Sylvain Gagnon / TC Media Cette nouvelle série d'abattage massif de frênes à Ahuntsic-Cartierville s'ajoute aux d'Autres entamés depuis 2012.

Au moins 400 frênes seront abattus les jours prochains dans les parcs De Salaberry et Marcelin-Wilson, à Bordeaux-Cartierville. Il s’agit d’une coupe massive d’arbres infestés par l’agrile qui s’ajoute à celle annoncée au mois d’octobre 2014. Entre 300 et 400 arbres avait été éliminés un peu partout dans l’arrondissement.

Selon l’arrondissement, cette nouvelle opération est indispensable. «Malgré les efforts importants déployés par l’arrondissement pour ralentir la propagation de cet insecte, la situation aux parcs De Salaberry et Marcelin-Wilson s’est détériorée, annonce l’administration locale.

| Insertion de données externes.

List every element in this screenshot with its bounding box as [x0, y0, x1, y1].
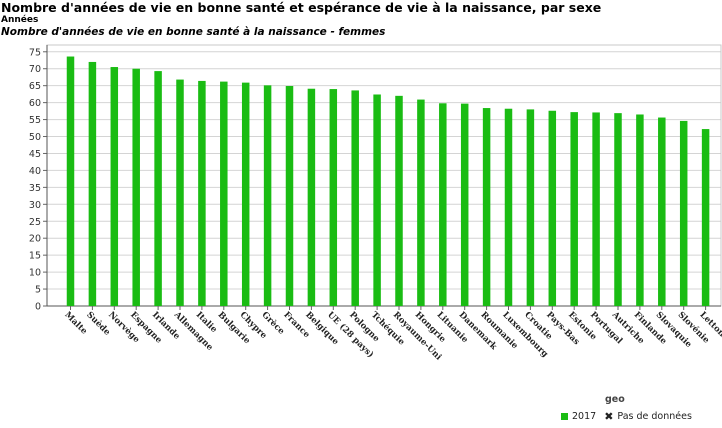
bar	[88, 61, 97, 306]
bar	[132, 68, 140, 307]
bar	[636, 114, 644, 306]
y-tick-label: 20	[29, 234, 41, 245]
bar	[198, 80, 206, 306]
x-tick-label: Malte	[62, 310, 89, 337]
y-tick-label: 45	[29, 149, 41, 160]
bar	[701, 129, 710, 306]
chart-title: Nombre d'années de vie en bonne santé et…	[1, 0, 602, 15]
y-tick-label: 10	[29, 268, 41, 279]
bar	[176, 79, 184, 306]
y-tick-label: 0	[35, 302, 41, 313]
unit-label: Années	[1, 15, 39, 25]
bar	[395, 95, 403, 307]
y-tick-label: 60	[29, 98, 41, 109]
y-tick-label: 70	[29, 64, 41, 75]
bar	[679, 120, 688, 306]
y-tick-label: 75	[29, 47, 41, 58]
bar	[373, 94, 381, 306]
y-tick-label: 65	[29, 81, 41, 92]
bar	[417, 99, 425, 306]
y-tick-label: 25	[29, 217, 41, 228]
y-tick-label: 40	[29, 166, 41, 177]
bar	[460, 103, 469, 306]
y-tick-label: 30	[29, 200, 41, 211]
bar	[504, 108, 513, 307]
bar	[329, 89, 338, 306]
bar	[592, 112, 600, 306]
bar	[263, 85, 272, 306]
y-tick-label: 50	[29, 132, 41, 143]
bar	[482, 108, 491, 306]
bar	[658, 117, 666, 306]
y-tick-label: 5	[35, 285, 41, 296]
bar	[614, 113, 622, 307]
y-tick-labels: 0 5 10 15 20 25 30 35 40 45 50 55 60 65 70 75	[29, 47, 41, 312]
bar	[241, 82, 250, 307]
bar	[220, 81, 228, 307]
bars	[66, 56, 710, 307]
bar	[66, 56, 75, 306]
y-tick-label: 15	[29, 251, 41, 262]
y-tick-label: 55	[29, 115, 41, 126]
bar	[570, 112, 578, 306]
y-tick-label: 35	[29, 183, 41, 194]
chart-subtitle: Nombre d'années de vie en bonne santé à …	[1, 26, 386, 38]
bar	[548, 110, 557, 306]
bar	[110, 67, 119, 306]
bar	[526, 109, 535, 307]
bar	[351, 90, 359, 306]
bar	[307, 88, 316, 306]
bar	[154, 71, 162, 306]
bar	[285, 86, 294, 306]
x-tick-labels: MalteSuèdeNorvègeEspagneIrlandeAllemagne…	[62, 309, 722, 363]
bar	[439, 103, 447, 306]
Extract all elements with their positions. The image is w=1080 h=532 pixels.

Les frênes sont largement touchés et ne peuvent plus être sauvés.»

On tient toutefois à rassurer la population puisqu’on annonce qu’au cours des prochaines années, la Ville de Montréal procèdera au remplacement des frênes abattus par des essences plus résistantes à l’agrile du frêne. L’abattage des frênes doit se faire entre le 1er octobre et le 15 mars, lorsque les arbres sont en dormance. Les spécialistes soulignent que les arbres blessés attirent les insectes.

Une guerre continue
Au début de l’automne passé, 200 à 300 frênes ont été abattus. Une intervention de très grande envergure qui devait être appuyée par les citoyens, qui auraient à traiter ou à abattre leurs arbres situés sur leurs propriétés. À ce moment, on avait prévenu que d’autres abattages allaient probablement avoir lieu. «L’arrondissement est infesté de bord en bord», avait averti alors Pierre Francoeur, ingénieur forestier à la Ville de Montréal. La canopée à Ahuntsic-Cartierville est composée de près de 8000 frênes.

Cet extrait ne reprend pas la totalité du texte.